Rollups of complementary or unrelated companies are also done to:

  • Build a full-capability company, when it would be too costly or time consuming to develop the missing pieces through internal expansion.
  • Blending companies have different financial metrics, often to make the combined company attractive for investment, mergers and acquisitions, or an initial public offering.

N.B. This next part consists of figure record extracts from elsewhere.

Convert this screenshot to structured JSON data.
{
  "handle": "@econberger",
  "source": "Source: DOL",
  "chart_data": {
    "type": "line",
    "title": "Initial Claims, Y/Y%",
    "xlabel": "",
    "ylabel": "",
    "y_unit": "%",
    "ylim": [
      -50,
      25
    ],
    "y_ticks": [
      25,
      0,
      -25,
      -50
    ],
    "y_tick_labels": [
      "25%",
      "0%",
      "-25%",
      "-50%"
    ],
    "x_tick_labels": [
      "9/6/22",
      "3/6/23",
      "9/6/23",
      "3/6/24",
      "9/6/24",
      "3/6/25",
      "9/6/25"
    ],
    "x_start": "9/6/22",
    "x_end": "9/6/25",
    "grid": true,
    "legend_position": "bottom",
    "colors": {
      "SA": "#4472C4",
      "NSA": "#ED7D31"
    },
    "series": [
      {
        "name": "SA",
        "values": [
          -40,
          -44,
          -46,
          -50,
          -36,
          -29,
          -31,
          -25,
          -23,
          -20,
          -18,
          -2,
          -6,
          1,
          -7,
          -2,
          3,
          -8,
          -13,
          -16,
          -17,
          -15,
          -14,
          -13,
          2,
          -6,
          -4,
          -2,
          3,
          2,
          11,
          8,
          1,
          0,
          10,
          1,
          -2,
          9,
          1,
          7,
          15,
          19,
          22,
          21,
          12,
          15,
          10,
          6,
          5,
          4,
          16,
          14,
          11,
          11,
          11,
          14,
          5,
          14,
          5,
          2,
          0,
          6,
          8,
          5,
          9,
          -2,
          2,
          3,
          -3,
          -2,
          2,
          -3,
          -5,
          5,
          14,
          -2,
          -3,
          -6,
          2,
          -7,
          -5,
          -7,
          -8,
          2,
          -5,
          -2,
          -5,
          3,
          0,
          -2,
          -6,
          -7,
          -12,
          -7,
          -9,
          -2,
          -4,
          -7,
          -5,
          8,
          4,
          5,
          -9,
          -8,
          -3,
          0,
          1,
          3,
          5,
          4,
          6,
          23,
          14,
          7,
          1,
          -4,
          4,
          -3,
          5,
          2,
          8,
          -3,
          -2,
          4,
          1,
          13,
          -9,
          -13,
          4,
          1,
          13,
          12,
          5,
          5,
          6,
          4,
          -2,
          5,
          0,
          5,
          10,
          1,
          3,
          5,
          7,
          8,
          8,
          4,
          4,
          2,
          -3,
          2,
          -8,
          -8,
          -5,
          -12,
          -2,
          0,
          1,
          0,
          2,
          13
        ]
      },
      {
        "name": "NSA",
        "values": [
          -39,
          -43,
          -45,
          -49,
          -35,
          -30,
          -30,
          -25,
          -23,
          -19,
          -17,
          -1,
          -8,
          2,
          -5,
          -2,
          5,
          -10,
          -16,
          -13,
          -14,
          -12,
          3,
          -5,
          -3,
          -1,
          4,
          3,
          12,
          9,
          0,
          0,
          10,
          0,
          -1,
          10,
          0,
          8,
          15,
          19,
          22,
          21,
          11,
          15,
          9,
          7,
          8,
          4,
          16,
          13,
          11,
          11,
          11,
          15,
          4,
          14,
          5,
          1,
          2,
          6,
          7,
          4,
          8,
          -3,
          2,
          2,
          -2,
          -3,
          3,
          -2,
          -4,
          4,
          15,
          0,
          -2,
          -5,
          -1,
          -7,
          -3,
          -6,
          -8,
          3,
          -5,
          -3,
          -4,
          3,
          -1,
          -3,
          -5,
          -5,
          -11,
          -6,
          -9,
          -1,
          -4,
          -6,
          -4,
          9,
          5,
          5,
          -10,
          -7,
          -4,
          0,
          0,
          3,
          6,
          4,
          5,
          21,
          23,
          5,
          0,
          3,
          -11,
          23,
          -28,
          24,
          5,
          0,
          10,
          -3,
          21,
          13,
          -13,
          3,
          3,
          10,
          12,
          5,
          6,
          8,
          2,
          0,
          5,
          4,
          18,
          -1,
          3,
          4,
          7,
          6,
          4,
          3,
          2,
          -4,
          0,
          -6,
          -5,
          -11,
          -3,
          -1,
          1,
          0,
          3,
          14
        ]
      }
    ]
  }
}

Kraft Foods (now renamed Mondelēz International) was an early example of a rollup, in the dairy industry. Waste Management was the most notable rollup during the 1970s and 1980s. Waste Management's acquisition of 133 small-time haulers quickly became the largest waste disposal company in the US. The characteristics that can make a rollup attractive are: there are many small players in fragmented markets or: where technology can play a role in revitalizing industries with small margins but technology can impact growth and profits. AutoNation was also a successful rollup effort in the car dealership space spearheaded by Wayne Huizenga, founder of Waste Management. The other reason companies do rollups is due to the higher earnings multiple achievable in businesses with large scale relative to smaller mom and pop operations which remain vulnerable to changing markets and poor access to capital markets. A recent rollup is Valeant Pharmaceuticals International that used more than $30 billion to acquire over 100 companies.